La jeune fille qui ne se levait jamais avant huit heures, parut en peignoir, s'accouda, les cheveux tordus sur la nuque. Julien resta stupide, la tête levée, la regardant en face, sans pouvoir se détourner ; tandis que ses mains gauches essayaient vainement de démonter la flûte. Thérèse aussi l'examinait, d'un regard fixe et souverain. Elle sembla un instant l'étudier dans ses gros os, dans son corps énorme et mal ébauché, dans toute sa laideur de géant timide. Et elle n'était plus l'enfant fiévreuse, qu'il avait vue la veille, elle était hautaine et très blanche, avec ses yeux noirs et ses lèvres rouges. Quand elle l'eut jugé, de l'air tranquille dont elle se serait demandé si un chien sur le pavé lui plaisait ou ne lui plaisait pas, elle le condamna d'une légère moue ; puis, tournant le dos, sans se hâter, elle ferma la fenêtre.

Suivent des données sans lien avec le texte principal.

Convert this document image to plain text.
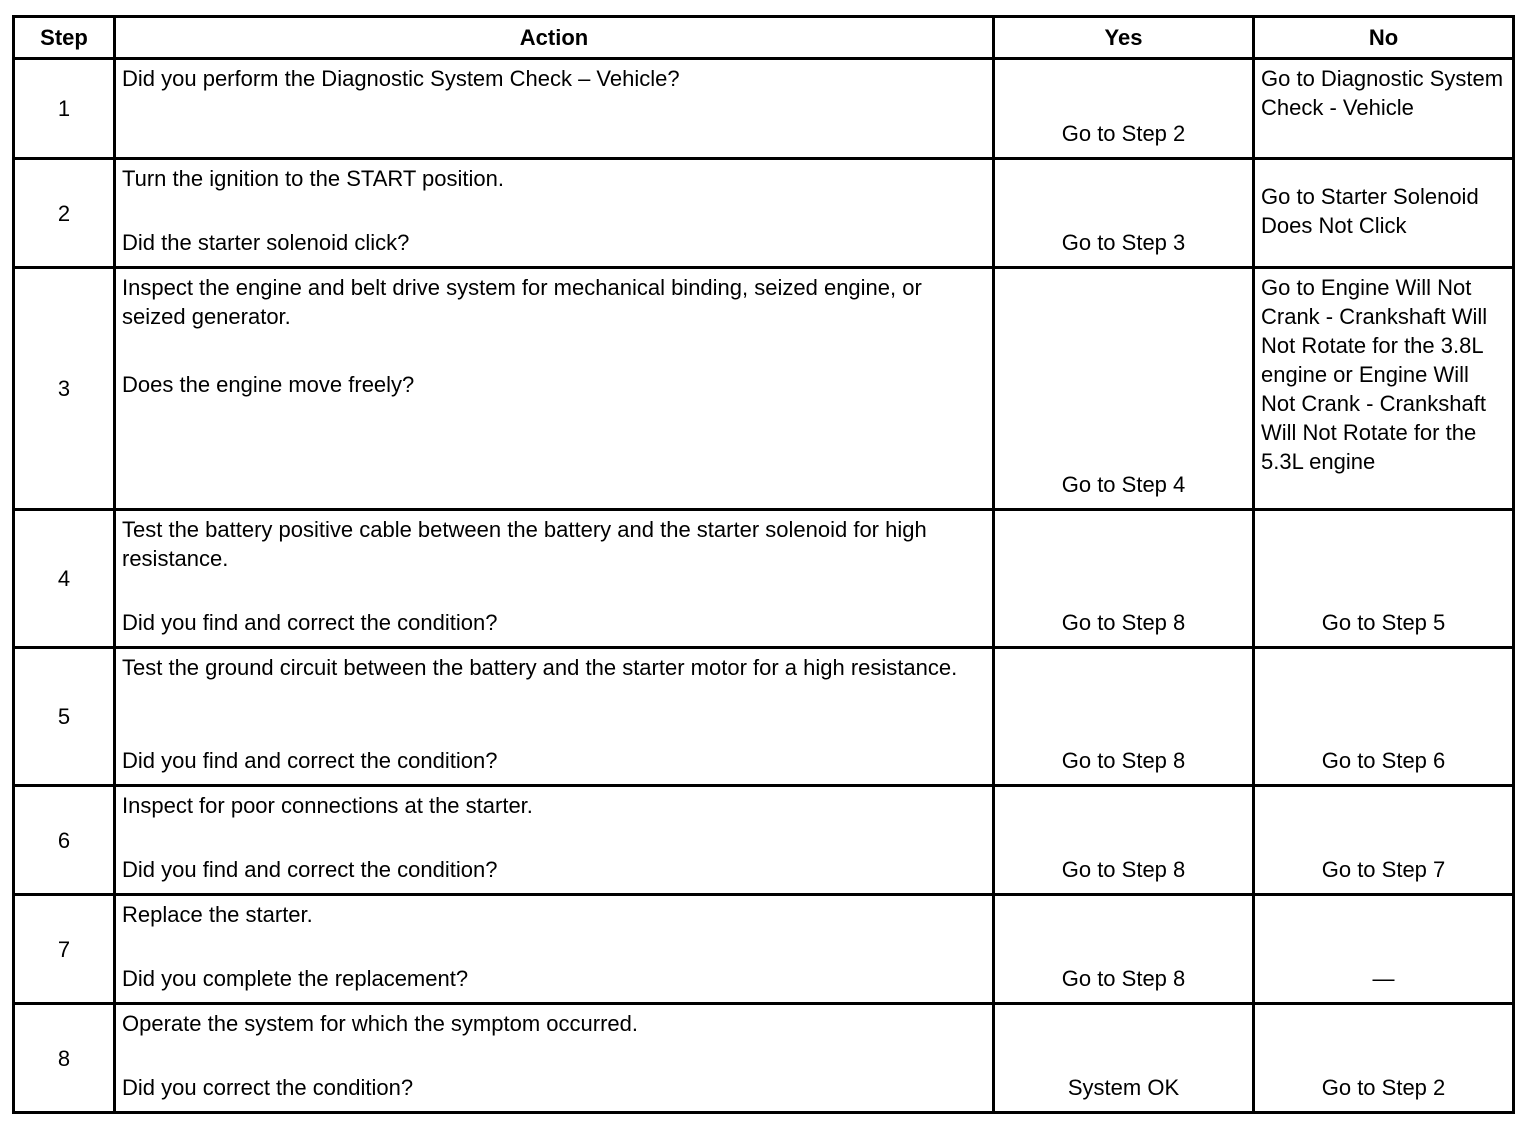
Step	Action	Yes	No
1	Did you perform the Diagnostic System Check – Vehicle?	Go to Step 2	Go to Diagnostic System Check - Vehicle

2	Turn the ignition to the START position.
Did the starter solenoid click?	Go to Step 3	Go to Starter Solenoid Does Not Click

3	Inspect the engine and belt drive system for mechanical binding, seized engine, or seized generator.
Does the engine move freely?	Go to Step 4	Go to Engine Will Not Crank - Crankshaft Will Not Rotate for the 3.8L engine or Engine Will Not Crank - Crankshaft Will Not Rotate for the 5.3L engine

4	Test the battery positive cable between the battery and the starter solenoid for high resistance.
Did you find and correct the condition?	Go to Step 8	Go to Step 5

5	Test the ground circuit between the battery and the starter motor for a high resistance.
Did you find and correct the condition?	Go to Step 8	Go to Step 6

6	Inspect for poor connections at the starter.
Did you find and correct the condition?	Go to Step 8	Go to Step 7

7	Replace the starter.
Did you complete the replacement?	Go to Step 8	—

8	Operate the system for which the symptom occurred.
Did you correct the condition?	System OK	Go to Step 2
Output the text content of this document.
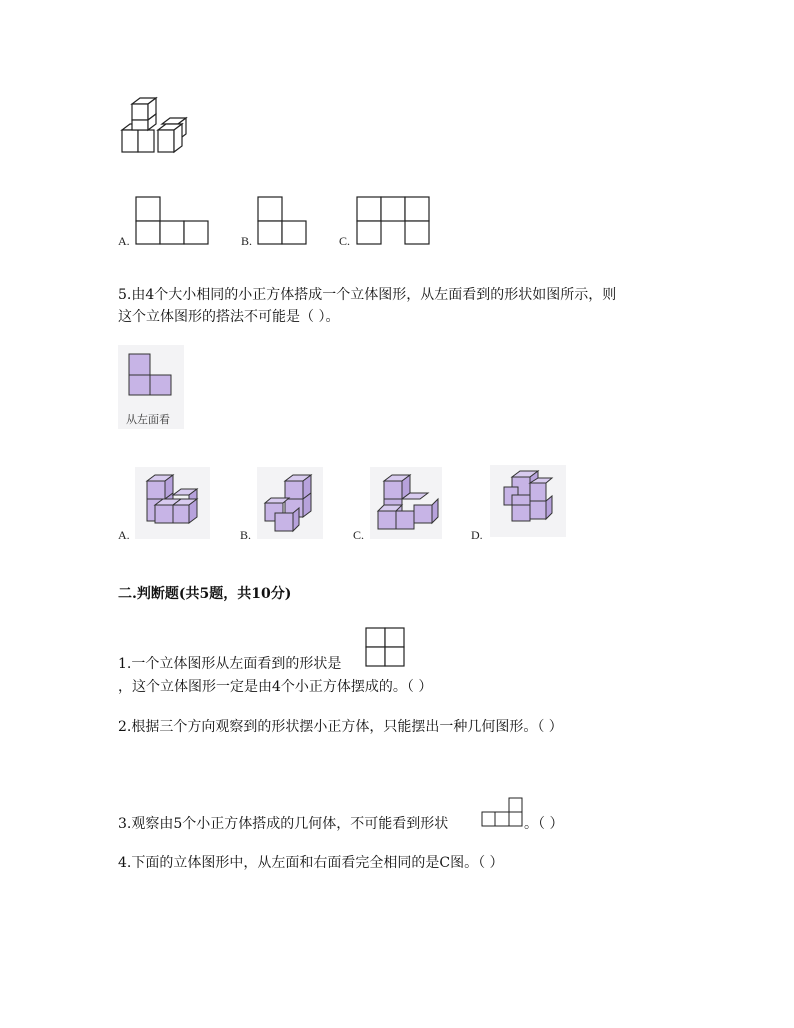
A.	B.	C.
5.由4个大小相同的小正方体搭成一个立体图形，从左面看到的形状如图所示，则
这个立体图形的搭法不可能是（ ）。
从左面看
A.	B.	C.	D.
二.判断题(共5题，共10分)
1.一个立体图形从左面看到的形状是
，这个立体图形一定是由4个小正方体摆成的。（ ）
2.根据三个方向观察到的形状摆小正方体，只能摆出一种几何图形。（ ）
3.观察由5个小正方体搭成的几何体，不可能看到形状	。（ ）
4.下面的立体图形中，从左面和右面看完全相同的是C图。（ ）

Julien, les jambes molles, se laissa tomber dans son fauteuil. Et des paroles entrecoupées lui échappaient.
" Ah ! mon Dieu ! je lui déplais... Et moi qui l'aime, et moi qui vais en mourir ! "
Il se prit la tête entre les mains, il sanglota. Aussi pourquoi s'être montré. Quand on était mal bâti, on se cachait, on n'épouvantait pas les filles. Il s'injuriait, furieux de sa laideur. Est-ce qu'il n'aurait pas dû continuer à jouer de la flûte dans l'ombre, comme un oiseau de nuit, qui séduit les coeurs par son chant, et qui ne doit jamais paraître au soleil, s'il veut plaire ? Il serait resté pour elle une musique douce, rien que l'air ancien d'un amour mystérieux. Elle l'aurait adoré sans le connaître, ainsi qu'un Prince-Charmant, venu de loin, et se mourant de tendresse sous sa fenêtre. Mais, lui, brutal et imbécile, avait rompu le charme. Voilà qu'elle le savait d'une épaisseur de boeuf au labour, et que jamais plus elle n'aimerait sa musique !

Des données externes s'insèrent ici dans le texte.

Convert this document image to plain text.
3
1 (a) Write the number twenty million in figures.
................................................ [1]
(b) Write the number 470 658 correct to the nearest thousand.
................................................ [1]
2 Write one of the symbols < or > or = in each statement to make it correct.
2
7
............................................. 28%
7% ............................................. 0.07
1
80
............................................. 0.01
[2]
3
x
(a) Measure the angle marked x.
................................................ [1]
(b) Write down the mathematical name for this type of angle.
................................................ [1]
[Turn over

En effet, il eut beau reprendre ses airs les plus tendres, choisir les nuits tièdes, embaumées de l'odeur des verdures : Thérèse n'écoutait pas, n'entendait pas. Elle allait et venait dans sa chambre, s'accoudait à la fenêtre, comme s'il n'avait pas été en face, à dire son amour avec des petites notes humbles. Un jour même, elle s'écria :
- Mon Dieu ! que c'est énervant, cette flûte qui joue faux !
Alors, désespéré, il jeta sa flûte au fond d'un tiroir et ne joua plus.

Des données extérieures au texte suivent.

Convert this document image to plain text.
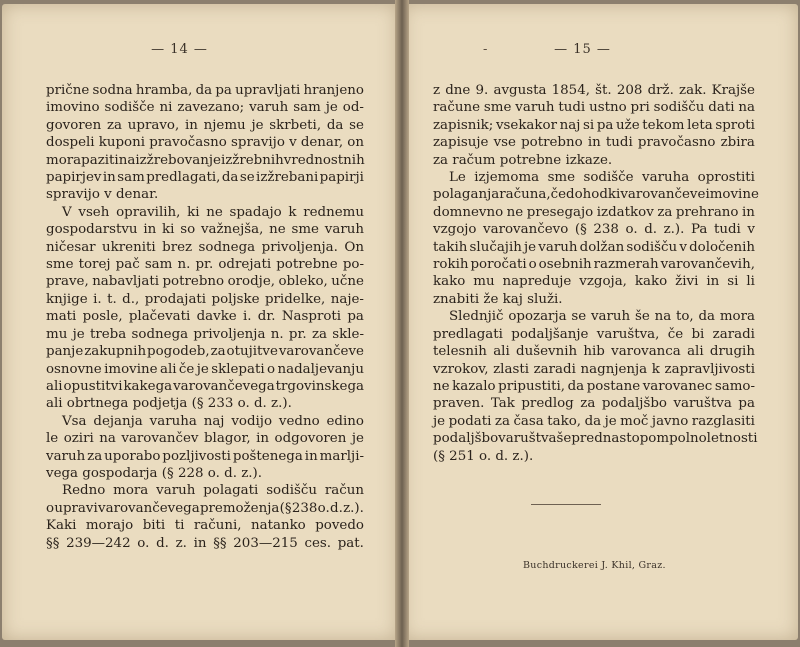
— 14 —
prične sodna hramba, da pa upravljati hranjeno
imovino sodišče ni zavezano; varuh sam je od-
govoren za upravo, in njemu je skrbeti, da se
dospeli kuponi pravočasno spravijo v denar, on
mora paziti na izžrebovanje izžrebnih vrednostnih
papirjev in sam predlagati, da se izžrebani papirji
spravijo v denar.
V vseh opravilih, ki ne spadajo k rednemu
gospodarstvu in ki so važnejša, ne sme varuh
ničesar ukreniti brez sodnega privoljenja. On
sme torej pač sam n. pr. odrejati potrebne po-
prave, nabavljati potrebno orodje, obleko, učne
knjige i. t. d., prodajati poljske pridelke, naje-
mati posle, plačevati davke i. dr. Nasproti pa
mu je treba sodnega privoljenja n. pr. za skle-
panje zakupnih pogodeb, za otujitve varovančeve
osnovne imovine ali če je sklepati o nadaljevanju
ali opustitvi kakega varovančevega trgovinskega
ali obrtnega podjetja (§ 233 o. d. z.).
Vsa dejanja varuha naj vodijo vedno edino
le oziri na varovančev blagor, in odgovoren je
varuh za uporabo pozljivosti poštenega in marlji-
vega gospodarja (§ 228 o. d. z.).
Redno mora varuh polagati sodišču račun
o upravi varovančevega premoženja (§ 238 o. d. z.).
Kaki morajo biti ti računi, natanko povedo
§§ 239—242 o. d. z. in §§ 203—215 ces. pat.
-	— 15 —
z dne 9. avgusta 1854, št. 208 drž. zak. Krajše
račune sme varuh tudi ustno pri sodišču dati na
zapisnik; vsekakor naj si pa uže tekom leta sproti
zapisuje vse potrebno in tudi pravočasno zbira
za račum potrebne izkaze.
Le izjemoma sme sodišče varuha oprostiti
polaganja računa, če dohodki varovančeve imovine
domnevno ne presegajo izdatkov za prehrano in
vzgojo varovančevo (§ 238 o. d. z.). Pa tudi v
takih slučajih je varuh dolžan sodišču v določenih
rokih poročati o osebnih razmerah varovančevih,
kako mu napreduje vzgoja, kako živi in si li
znabiti že kaj služi.
Slednjič opozarja se varuh še na to, da mora
predlagati podaljšanje varuštva, če bi zaradi
telesnih ali duševnih hib varovanca ali drugih
vzrokov, zlasti zaradi nagnjenja k zapravljivosti
ne kazalo pripustiti, da postane varovanec samo-
praven. Tak predlog za podaljšbo varuštva pa
je podati za časa tako, da je moč javno razglasiti
podaljšbo varuštva še pred nastopom polnoletnosti
(§ 251 o. d. z.).
Buchdruckerei J. Khil, Graz.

Il faut dire que le petit Colombel, lui aussi, se moquait de Julien. Un jour, en allant à son étude, il l'avait vu devant la fenêtre, étudiant un morceau, et chaque fois qu'il passait sur la place, il riait de son air mauvais. Julien savait que le clerc de notaire était reçu chez les Marsanne, ce qui lui crevait le coeur, non qu'il fût jaloux de cet avorton, mais parce qu'il aurait donné tout son sang pour être une heure à sa place. La mère du jeune homme, Françoise, depuis des années dans la maison, veillait maintenant sur Thérèse, dont elle était la nourrice. Autrefois, la demoiselle noble et le petit paysan avaient grandi ensemble, et il semblait naturel qu'ils eussent conservé quelque chose de leur camaraderie ancienne. Julien n'en souffrait pas moins, quand il rencontrait le petit Colombel dans les rues, les lèvres pincées de son mince sourire. Sa répulsion devint plus grande, le jour où il s'aperçut que l'avorton n'était pas laid de visage, une tête ronde de chat, mais très fine, jolie et diabolique, avec des yeux verts et une légère barbe frisée à son menton douillet. Ah ! s'il l'avait encore tenu dans un coin des remparts, comme il lui aurait fait payer cher le bonheur de voir Thérèse chez elle !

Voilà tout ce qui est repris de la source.